Women are under represented in tech at all levels. Many sources indicate that the reason for that is a mix of nature (in this case, the nature of the male-dominated workforce and management) and nurture (how women are raised, how they perceive themselves, and how our culture perceives and treats women).
Bay Area technical recruiter Speak With A Geek recently reported that just 18 percent of individuals with computer science degrees are women. It provides this interesting footnote: In a recent study of 1.4 million Github code changes, such suggestions for change by women are more likely to be accepted by men – but that’s only if the fact that these suggestions are made by women who do not reveal they are women.
“When their gender is identifiable, there is a decrease in acceptance rate by 16.1 percent, demonstrating a bias against the perceived ability of women in tech,” SWAG reports.

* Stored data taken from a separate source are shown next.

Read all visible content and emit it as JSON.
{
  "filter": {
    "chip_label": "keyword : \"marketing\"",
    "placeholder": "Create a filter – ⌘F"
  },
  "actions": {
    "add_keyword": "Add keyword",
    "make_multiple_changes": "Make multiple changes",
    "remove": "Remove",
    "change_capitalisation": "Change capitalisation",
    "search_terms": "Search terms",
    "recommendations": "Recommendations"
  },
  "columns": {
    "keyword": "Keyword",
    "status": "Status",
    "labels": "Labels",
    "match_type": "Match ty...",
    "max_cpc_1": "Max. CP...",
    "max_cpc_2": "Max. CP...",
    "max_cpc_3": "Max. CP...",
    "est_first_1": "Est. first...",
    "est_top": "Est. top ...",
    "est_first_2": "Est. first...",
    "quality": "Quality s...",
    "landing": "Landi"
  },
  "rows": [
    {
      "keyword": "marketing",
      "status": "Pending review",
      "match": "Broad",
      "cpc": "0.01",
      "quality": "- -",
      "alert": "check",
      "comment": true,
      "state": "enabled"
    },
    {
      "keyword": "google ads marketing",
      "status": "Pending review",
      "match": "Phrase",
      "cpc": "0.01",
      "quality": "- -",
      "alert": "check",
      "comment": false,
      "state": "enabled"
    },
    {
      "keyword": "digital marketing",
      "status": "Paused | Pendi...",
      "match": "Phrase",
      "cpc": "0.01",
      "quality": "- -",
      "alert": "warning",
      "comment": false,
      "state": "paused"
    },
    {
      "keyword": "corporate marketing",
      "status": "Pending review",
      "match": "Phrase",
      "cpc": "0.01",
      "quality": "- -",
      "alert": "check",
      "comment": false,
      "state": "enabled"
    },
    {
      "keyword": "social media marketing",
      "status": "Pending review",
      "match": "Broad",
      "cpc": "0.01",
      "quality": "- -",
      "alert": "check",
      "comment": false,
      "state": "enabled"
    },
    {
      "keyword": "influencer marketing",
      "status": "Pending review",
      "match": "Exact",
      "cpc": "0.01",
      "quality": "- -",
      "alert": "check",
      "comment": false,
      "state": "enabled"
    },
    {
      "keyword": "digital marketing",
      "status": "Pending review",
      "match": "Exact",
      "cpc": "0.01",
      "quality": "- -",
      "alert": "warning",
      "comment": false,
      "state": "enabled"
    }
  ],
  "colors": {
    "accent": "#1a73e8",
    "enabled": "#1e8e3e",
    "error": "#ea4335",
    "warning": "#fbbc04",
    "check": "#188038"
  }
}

The organization also notes that getting a good position in tech in the first place can be a challenge. That’s given that some employers may have concerns about women’s ability to be available and continue working in light of family demands such as childcare, maternity leave, and pregnancy.
But even after some women get their degrees and join the tech workforce, they may have to contend with cultures that are less than welcoming. You don’t have to look far to find examples of this kind of thing.

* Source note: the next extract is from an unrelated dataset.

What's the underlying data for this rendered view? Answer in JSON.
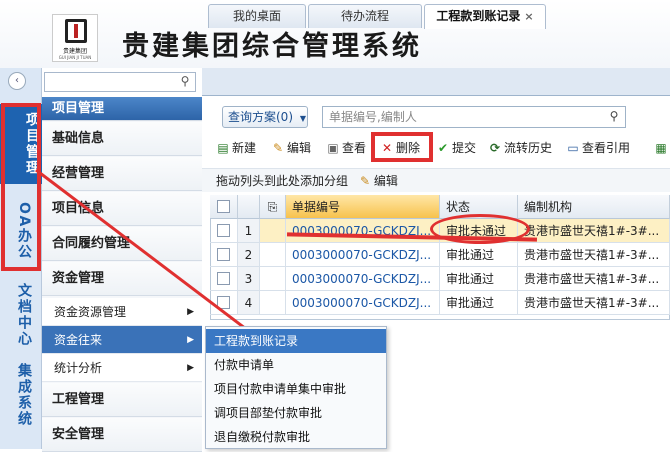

Just consider what’s been happening at Uber, about which former employee Susan Fowler (an engineer) blogged that her supervisor made sexual advances at her. She complained to management, she said, and she was discriminated against as a result.
“On my first official day rotating on the team, my new manager sent me a string of messages over company chat,” blogged Fowler, who is no longer with Uber. “He was in an open relationship, he said, and his girlfriend was having an easy time finding new partners but he wasn't. He was trying to stay out of trouble at work, he said, but he couldn't help getting in trouble, because he was looking for women to have sex with.”
That may help explain why women in tech are 45 percent more likely than men to leave the field within a year, SWAG notes, referring to a 2014 Harvard Business Review study noting this statistic.
On the up side, various organizations in recent years have created scholarship and other programs to encourage and support women and minorities to get into and stay in the tech arena.
It should also be noted that despite the tech talent gap, some companies have been very effective at attracting needed talent. A recent article by CIO for IDG noted that GE is one such company.
The 125-year-old company has been able to lure tech executives from such top-drawer companies as Apple (News - Alert), Google, and Microsoft. For example, GE’s Chief Digital Officer Steve Martin is a veteran of Microsoft, where he helped the software giant build its Azure cloud business.